When an event is received, it undergoes a process called “demarshalling” where it’s decoded: a tiny message header in the buffer indicates its length, its destination object, and its “op code.” The type of the destination object and the op code are used to look up the signature for that event, which is a list of its parameters (integers, file descriptors, arrays, etc). Even though file descriptors are integer values, for the purposes of the Wayland protocol, integer is distinct from file descriptor. This is because when a Wayland event contains a file descriptor, that file descriptor is sent in a sort of out-of-band buffer along side the data stream (called an ancillary control message), instead of in the stream like an integer.
The demarshalling process consumes the main data stream and the ancillary buffer as it parses the message signature. Once a complete message is demarshalled, it is dispatched (client callbacks for that object plus op code are passed as parameters, and the client program gets to do its thing). When an event is destined for the zombie object, this demarshalling process is skipped. The length of data from the header is simply used to determine how much data to discard, and we proceed to the next event in the queue.
Here Lies the Problem
The file descriptors aren’t in the main data stream, so simply consuming that many bytes does not remove them from the ancillary buffer. The signature for the object is required to know how many file descriptors must be removed from the ancillary buffer, and the singleton zombie doesn’t (and can’t) have any specific event signatures at all.
So, if an event carrying a file descriptor is destined for a zombie object:
- At best, the file descriptor is leaked in the client, is unclosable, and counts towards the client’s maximum number of open file descriptors forever.

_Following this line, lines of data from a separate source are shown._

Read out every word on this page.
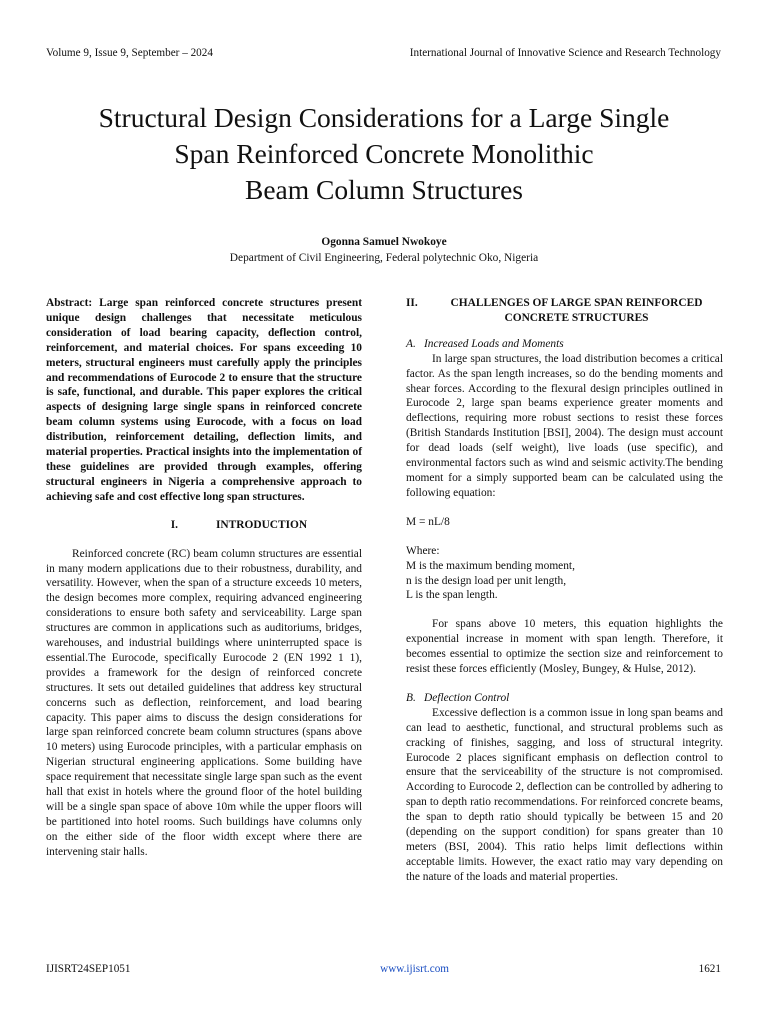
Volume 9, Issue 9, September – 2024	International Journal of Innovative Science and Research Technology
Structural Design Considerations for a Large Single
Span Reinforced Concrete Monolithic
Beam Column Structures
Ogonna Samuel Nwokoye
Department of Civil Engineering, Federal polytechnic Oko, Nigeria

Abstract: Large span reinforced concrete structures present unique design challenges that necessitate meticulous consideration of load bearing capacity, deflection control, reinforcement, and material choices. For spans exceeding 10 meters, structural engineers must carefully apply the principles and recommendations of Eurocode 2 to ensure that the structure is safe, functional, and durable. This paper explores the critical aspects of designing large single spans in reinforced concrete beam column systems using Eurocode, with a focus on load distribution, reinforcement detailing, deflection limits, and material properties. Practical insights into the implementation of these guidelines are provided through examples, offering structural engineers in Nigeria a comprehensive approach to achieving safe and cost effective long span structures.

I.	INTRODUCTION

Reinforced concrete (RC) beam column structures are essential in many modern applications due to their robustness, durability, and versatility. However, when the span of a structure exceeds 10 meters, the design becomes more complex, requiring advanced engineering considerations to ensure both safety and serviceability. Large span structures are common in applications such as auditoriums, bridges, warehouses, and industrial buildings where uninterrupted space is essential.The Eurocode, specifically Eurocode 2 (EN 1992 1 1), provides a framework for the design of reinforced concrete structures. It sets out detailed guidelines that address key structural concerns such as deflection, reinforcement, and load bearing capacity. This paper aims to discuss the design considerations for large span reinforced concrete beam column structures (spans above 10 meters) using Eurocode principles, with a particular emphasis on Nigerian structural engineering applications. Some building have space requirement that necessitate single large span such as the event hall that exist in hotels where the ground floor of the hotel building will be a single span space of above 10m while the upper floors will be partitioned into hotel rooms. Such buildings have columns only on the either side of the floor width except where there are intervening stair halls.

II.	CHALLENGES OF LARGE SPAN REINFORCED CONCRETE STRUCTURES

A. Increased Loads and Moments

In large span structures, the load distribution becomes a critical factor. As the span length increases, so do the bending moments and shear forces. According to the flexural design principles outlined in Eurocode 2, large span beams experience greater moments and deflections, requiring more robust sections to resist these forces (British Standards Institution [BSI], 2004). The design must account for dead loads (self weight), live loads (use specific), and environmental factors such as wind and seismic activity.The bending moment for a simply supported beam can be calculated using the following equation:

M = nL/8

Where:

M is the maximum bending moment,

n is the design load per unit length,

L is the span length.

For spans above 10 meters, this equation highlights the exponential increase in moment with span length. Therefore, it becomes essential to optimize the section size and reinforcement to resist these forces efficiently (Mosley, Bungey, & Hulse, 2012).

B. Deflection Control

Excessive deflection is a common issue in long span beams and can lead to aesthetic, functional, and structural problems such as cracking of finishes, sagging, and loss of structural integrity. Eurocode 2 places significant emphasis on deflection control to ensure that the serviceability of the structure is not compromised. According to Eurocode 2, deflection can be controlled by adhering to span to depth ratio recommendations. For reinforced concrete beams, the span to depth ratio should typically be between 15 and 20 (depending on the support condition) for spans greater than 10 meters (BSI, 2004). This ratio helps limit deflections within acceptable limits. However, the exact ratio may vary depending on the nature of the loads and material properties.

IJISRT24SEP1051	www.ijisrt.com	1621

- At worst, there is a different problem; Since the file descriptors are pulled from the ancillary buffer in the order they’re inserted, if there is a following event that carries a file descriptor for a live object, it will get the file descriptor the zombie didn’t eat. The client will have no idea that this has occurred, and no idea what the file descriptor it received is actually going to provide for it. Bad things happen.
Not the Fix
We can’t change the wire protocol (to indicate the number of fds in the message header) because this would break existing software. We can’t simply keep the old object alive and mark it as dead, the object interface that contains the signatures is in client code, possibly in some sort of plug-in system in the client, and the client is allowed to dispose of all copies of it after deleting the object.
The Fix? More Zombies!
I recently sent a new edition of a patch series to fix this (and other file descriptor leaks) to the Wayland mailing list. The singleton zombie is permanently put to rest and is now replaced by an army of bespoke zombies, one for any object that can receive file descriptors in events, created at the time the object is instantiated (see, you can’t create at time of object destruction because it requires memory allocation, and that would allow deletion to fail…).
When the object is no longer viable, its zombie will live on, consuming its unhandled file descriptors until such time as the compositor informs the client it will no longer send any.